Tidak bisakah kita berhubungan hanya seperti itu saja, tanpa memikirkan ujungnya?
Masih berkaitan dengan hari ulang tahun, tercatat beberapa teman ngobrol saya, menanyakan hal yang kurang lebih sama.
Pertanyaan: “Jadi, gimana? Sama siapa?”
Saya: “Heh? Ya nggak sama siapa-siapa, ada sih naksir orang. Tapi, ya gitu, sehari naksir sehari nggak. Belum jelas.”
P: “Kalau udah jelas dan pacaran, udah langsung tanya aja mau kawin atau nggak, kalau nggak mau, langsung tinggalin aja, cari yang lain yang mau diajak kawin.”
Eh, gimana? Lho, ini naksir aja masih kadang-kadang lho…
Lalu percakapan berujung pada: jangan membuang-buang waktu pada hubungan yang tidak ada kejelasannya, dan kejelasan hubungan itu adalah perkawinan. Saya hanya tertawa dan cekikikan, saya bilang, baiklah akan saya pikirkan saran-saran itu.
Setelah beberapa hari, otak saya mencerna percakapan-percakapan itu dalam lamunan-lamunan yang panjang, saya hanya bisa menghela nafas, apakah saya sedang kehabisan waktu? Saya tak boleh membuang-buang waktu, harus sigap memutuskan, apakah hubungan yang akan saya jalani dapat berujung pada pernikahan atau tidak, jika ya mari kita jalani, jika tidak lupakan saja.
Lalu saya bertanya sendiri, tidak bisakah kita berhubungan hanya seperti itu saja, tanpa memikirkan ujungnya? Kemudian, pada saat itu juga jawabannya muncul, kalau memang nggak buat dikawinin, ya buat apa? Nyari apa lagi sih?!
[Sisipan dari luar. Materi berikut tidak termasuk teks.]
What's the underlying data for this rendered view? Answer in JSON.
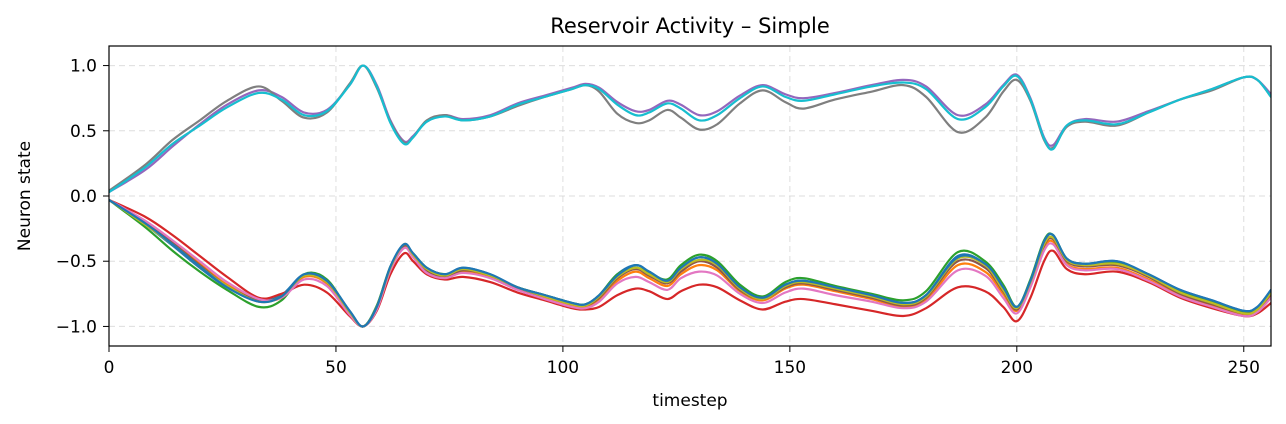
{
  "chart_data": {
    "type": "line",
    "title": "Reservoir Activity – Simple",
    "xlabel": "timestep",
    "ylabel": "Neuron state",
    "xlim": [
      0,
      256
    ],
    "ylim": [
      -1.15,
      1.15
    ],
    "grid": true,
    "xticks": [
      0,
      50,
      100,
      150,
      200,
      250
    ],
    "xtick_labels": [
      "0",
      "50",
      "100",
      "150",
      "200",
      "250"
    ],
    "yticks": [
      -1.0,
      -0.5,
      0.0,
      0.5,
      1.0
    ],
    "ytick_labels": [
      "−1.0",
      "−0.5",
      "0.0",
      "0.5",
      "1.0"
    ],
    "x": [
      0,
      8,
      14,
      20,
      26,
      33,
      38,
      43,
      48,
      53,
      56,
      59,
      62,
      65,
      67,
      70,
      74,
      78,
      84,
      90,
      96,
      102,
      105,
      108,
      112,
      116,
      119,
      123,
      126,
      130,
      134,
      139,
      144,
      149,
      153,
      160,
      168,
      175,
      180,
      187,
      193,
      197,
      200,
      203,
      206,
      208,
      211,
      215,
      222,
      229,
      236,
      243,
      250,
      253,
      256
    ],
    "series": [
      {
        "color": "#1f77b4",
        "values": [
          -0.03,
          -0.22,
          -0.38,
          -0.55,
          -0.7,
          -0.8,
          -0.76,
          -0.6,
          -0.65,
          -0.88,
          -1.0,
          -0.85,
          -0.55,
          -0.38,
          -0.44,
          -0.55,
          -0.6,
          -0.55,
          -0.6,
          -0.7,
          -0.76,
          -0.82,
          -0.83,
          -0.76,
          -0.6,
          -0.53,
          -0.58,
          -0.65,
          -0.55,
          -0.47,
          -0.52,
          -0.7,
          -0.78,
          -0.68,
          -0.65,
          -0.7,
          -0.76,
          -0.82,
          -0.76,
          -0.46,
          -0.52,
          -0.7,
          -0.85,
          -0.65,
          -0.35,
          -0.3,
          -0.48,
          -0.52,
          -0.5,
          -0.6,
          -0.72,
          -0.8,
          -0.88,
          -0.85,
          -0.72
        ]
      },
      {
        "color": "#ff7f0e",
        "values": [
          -0.03,
          -0.2,
          -0.35,
          -0.52,
          -0.68,
          -0.79,
          -0.78,
          -0.62,
          -0.67,
          -0.9,
          -1.0,
          -0.86,
          -0.56,
          -0.39,
          -0.46,
          -0.58,
          -0.63,
          -0.58,
          -0.62,
          -0.71,
          -0.78,
          -0.84,
          -0.85,
          -0.79,
          -0.65,
          -0.58,
          -0.63,
          -0.69,
          -0.6,
          -0.53,
          -0.57,
          -0.73,
          -0.8,
          -0.71,
          -0.68,
          -0.73,
          -0.79,
          -0.85,
          -0.8,
          -0.53,
          -0.58,
          -0.75,
          -0.88,
          -0.68,
          -0.4,
          -0.35,
          -0.52,
          -0.56,
          -0.55,
          -0.64,
          -0.76,
          -0.84,
          -0.91,
          -0.88,
          -0.76
        ]
      },
      {
        "color": "#2ca02c",
        "values": [
          -0.03,
          -0.24,
          -0.42,
          -0.58,
          -0.72,
          -0.85,
          -0.8,
          -0.6,
          -0.64,
          -0.89,
          -1.0,
          -0.84,
          -0.54,
          -0.38,
          -0.44,
          -0.55,
          -0.6,
          -0.56,
          -0.61,
          -0.7,
          -0.76,
          -0.82,
          -0.83,
          -0.76,
          -0.6,
          -0.55,
          -0.59,
          -0.64,
          -0.53,
          -0.45,
          -0.5,
          -0.68,
          -0.77,
          -0.66,
          -0.63,
          -0.69,
          -0.75,
          -0.8,
          -0.73,
          -0.43,
          -0.5,
          -0.68,
          -0.85,
          -0.64,
          -0.34,
          -0.3,
          -0.48,
          -0.52,
          -0.51,
          -0.6,
          -0.73,
          -0.81,
          -0.89,
          -0.86,
          -0.73
        ]
      },
      {
        "color": "#d62728",
        "values": [
          -0.03,
          -0.16,
          -0.3,
          -0.46,
          -0.62,
          -0.78,
          -0.75,
          -0.68,
          -0.74,
          -0.92,
          -1.0,
          -0.88,
          -0.6,
          -0.44,
          -0.5,
          -0.6,
          -0.64,
          -0.62,
          -0.66,
          -0.74,
          -0.8,
          -0.86,
          -0.87,
          -0.85,
          -0.76,
          -0.71,
          -0.73,
          -0.79,
          -0.73,
          -0.68,
          -0.7,
          -0.8,
          -0.87,
          -0.81,
          -0.79,
          -0.83,
          -0.88,
          -0.92,
          -0.86,
          -0.7,
          -0.73,
          -0.85,
          -0.96,
          -0.78,
          -0.5,
          -0.42,
          -0.56,
          -0.6,
          -0.58,
          -0.66,
          -0.78,
          -0.86,
          -0.92,
          -0.9,
          -0.82
        ]
      },
      {
        "color": "#9467bd",
        "values": [
          0.03,
          0.2,
          0.38,
          0.55,
          0.7,
          0.81,
          0.76,
          0.64,
          0.66,
          0.85,
          1.0,
          0.85,
          0.58,
          0.42,
          0.46,
          0.57,
          0.62,
          0.59,
          0.62,
          0.71,
          0.77,
          0.83,
          0.86,
          0.83,
          0.72,
          0.65,
          0.66,
          0.73,
          0.7,
          0.62,
          0.65,
          0.77,
          0.85,
          0.78,
          0.75,
          0.79,
          0.85,
          0.89,
          0.84,
          0.62,
          0.7,
          0.85,
          0.93,
          0.75,
          0.45,
          0.39,
          0.54,
          0.59,
          0.57,
          0.65,
          0.74,
          0.82,
          0.91,
          0.89,
          0.78
        ]
      },
      {
        "color": "#8c564b",
        "values": [
          -0.03,
          -0.21,
          -0.36,
          -0.53,
          -0.69,
          -0.8,
          -0.77,
          -0.61,
          -0.66,
          -0.89,
          -1.0,
          -0.85,
          -0.55,
          -0.38,
          -0.45,
          -0.57,
          -0.62,
          -0.57,
          -0.61,
          -0.71,
          -0.77,
          -0.83,
          -0.84,
          -0.78,
          -0.63,
          -0.56,
          -0.61,
          -0.67,
          -0.58,
          -0.5,
          -0.55,
          -0.72,
          -0.79,
          -0.7,
          -0.67,
          -0.72,
          -0.78,
          -0.84,
          -0.78,
          -0.5,
          -0.55,
          -0.73,
          -0.87,
          -0.67,
          -0.38,
          -0.33,
          -0.5,
          -0.54,
          -0.53,
          -0.62,
          -0.75,
          -0.83,
          -0.9,
          -0.87,
          -0.75
        ]
      },
      {
        "color": "#e377c2",
        "values": [
          -0.03,
          -0.19,
          -0.34,
          -0.5,
          -0.66,
          -0.79,
          -0.78,
          -0.64,
          -0.69,
          -0.91,
          -1.0,
          -0.87,
          -0.57,
          -0.4,
          -0.47,
          -0.59,
          -0.63,
          -0.59,
          -0.63,
          -0.72,
          -0.79,
          -0.85,
          -0.86,
          -0.81,
          -0.67,
          -0.62,
          -0.66,
          -0.72,
          -0.63,
          -0.58,
          -0.61,
          -0.75,
          -0.82,
          -0.74,
          -0.71,
          -0.76,
          -0.81,
          -0.86,
          -0.81,
          -0.57,
          -0.61,
          -0.78,
          -0.9,
          -0.7,
          -0.42,
          -0.37,
          -0.53,
          -0.57,
          -0.56,
          -0.65,
          -0.77,
          -0.85,
          -0.92,
          -0.89,
          -0.78
        ]
      },
      {
        "color": "#7f7f7f",
        "values": [
          0.04,
          0.24,
          0.43,
          0.58,
          0.73,
          0.84,
          0.73,
          0.6,
          0.64,
          0.86,
          1.0,
          0.83,
          0.57,
          0.41,
          0.45,
          0.58,
          0.62,
          0.58,
          0.61,
          0.69,
          0.76,
          0.82,
          0.85,
          0.8,
          0.63,
          0.56,
          0.58,
          0.66,
          0.6,
          0.51,
          0.55,
          0.71,
          0.81,
          0.72,
          0.67,
          0.74,
          0.8,
          0.85,
          0.76,
          0.49,
          0.6,
          0.8,
          0.89,
          0.73,
          0.43,
          0.37,
          0.53,
          0.57,
          0.54,
          0.64,
          0.74,
          0.81,
          0.91,
          0.89,
          0.76
        ]
      },
      {
        "color": "#bcbd22",
        "values": [
          -0.03,
          -0.22,
          -0.37,
          -0.54,
          -0.69,
          -0.81,
          -0.77,
          -0.61,
          -0.66,
          -0.89,
          -1.0,
          -0.85,
          -0.55,
          -0.37,
          -0.45,
          -0.56,
          -0.61,
          -0.56,
          -0.61,
          -0.7,
          -0.77,
          -0.83,
          -0.84,
          -0.77,
          -0.62,
          -0.55,
          -0.6,
          -0.66,
          -0.56,
          -0.49,
          -0.53,
          -0.71,
          -0.79,
          -0.69,
          -0.66,
          -0.71,
          -0.77,
          -0.83,
          -0.77,
          -0.48,
          -0.53,
          -0.72,
          -0.86,
          -0.66,
          -0.37,
          -0.32,
          -0.49,
          -0.53,
          -0.52,
          -0.61,
          -0.74,
          -0.82,
          -0.9,
          -0.87,
          -0.74
        ]
      },
      {
        "color": "#17becf",
        "values": [
          0.03,
          0.22,
          0.4,
          0.54,
          0.68,
          0.79,
          0.74,
          0.62,
          0.65,
          0.85,
          1.0,
          0.84,
          0.56,
          0.4,
          0.45,
          0.57,
          0.61,
          0.58,
          0.61,
          0.7,
          0.76,
          0.82,
          0.85,
          0.82,
          0.7,
          0.62,
          0.64,
          0.71,
          0.67,
          0.58,
          0.62,
          0.75,
          0.84,
          0.76,
          0.73,
          0.78,
          0.84,
          0.87,
          0.82,
          0.59,
          0.68,
          0.84,
          0.92,
          0.74,
          0.44,
          0.36,
          0.54,
          0.58,
          0.55,
          0.64,
          0.74,
          0.82,
          0.91,
          0.89,
          0.76
        ]
      },
      {
        "color": "#1f77b4",
        "values": [
          -0.03,
          -0.21,
          -0.37,
          -0.54,
          -0.7,
          -0.81,
          -0.77,
          -0.6,
          -0.65,
          -0.88,
          -1.0,
          -0.85,
          -0.54,
          -0.37,
          -0.44,
          -0.55,
          -0.6,
          -0.55,
          -0.6,
          -0.7,
          -0.76,
          -0.82,
          -0.83,
          -0.76,
          -0.61,
          -0.53,
          -0.58,
          -0.65,
          -0.55,
          -0.47,
          -0.52,
          -0.7,
          -0.78,
          -0.68,
          -0.65,
          -0.7,
          -0.76,
          -0.82,
          -0.76,
          -0.47,
          -0.52,
          -0.7,
          -0.85,
          -0.65,
          -0.35,
          -0.3,
          -0.48,
          -0.52,
          -0.5,
          -0.6,
          -0.72,
          -0.8,
          -0.88,
          -0.85,
          -0.72
        ]
      }
    ]
  }
}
Dua sejoli, diciptakan berpasang-pasangan, diberikan tugas oleh Sang Pencipta, untuk beranak pinak dan memenuhi bumi ini (tapi itu kan penduduk bumi belum 7,4 milliar; baru ada dua orang Adam dan Hawa) sehingga, setiap hubungan dua sejoli harus berujung pada itu, berkahwin. Untuk apa berlama-lama berada pada hubungan tanpa kepastian. Itu merugikan, terutama merugikan perempuan, yang punya batasan usia saat mengandung dan melahirkan. Jadi, perempuan harus menuntut perkawinan cepat-cepat karena kalau tidak akan kehabisan waktu.
*rehat sebentar*
*oles-oles krim anti-aging*
Padahal kan ya, tidak semua perempuan ingin hubungan berakhir pada perkawinan secepat-cepatnya. Tidak semua perempuan berani untuk bersepakat menikah dengan pasangannya. Tidak semua perempuan punya nyali untuk membawa kehidupan pada rahimnya . Dan pertanyaan, ‘nyari apa lagi sih?’ nggak selalu harus mendapat jawaban.
Namun, segala sesuatu harus ada ujungnya, seperti kehidupan ini berujung pada kematian; kematian adalah kesimpulan hidup dan perkawinan adalah kesimpulan pacaran; maka saran-saran seperti ‘cepat minta dikawinin kalau udah pacaran’ diterima dengan baik. Ingat, hidup ini singkat…kalau nggak buru-buru minta dikawinin, nanti keburu mati sendiri.
Ah, ya…baiklah. Kalau begitu kita tetapkan dulu, mau naksir siapa sekarang?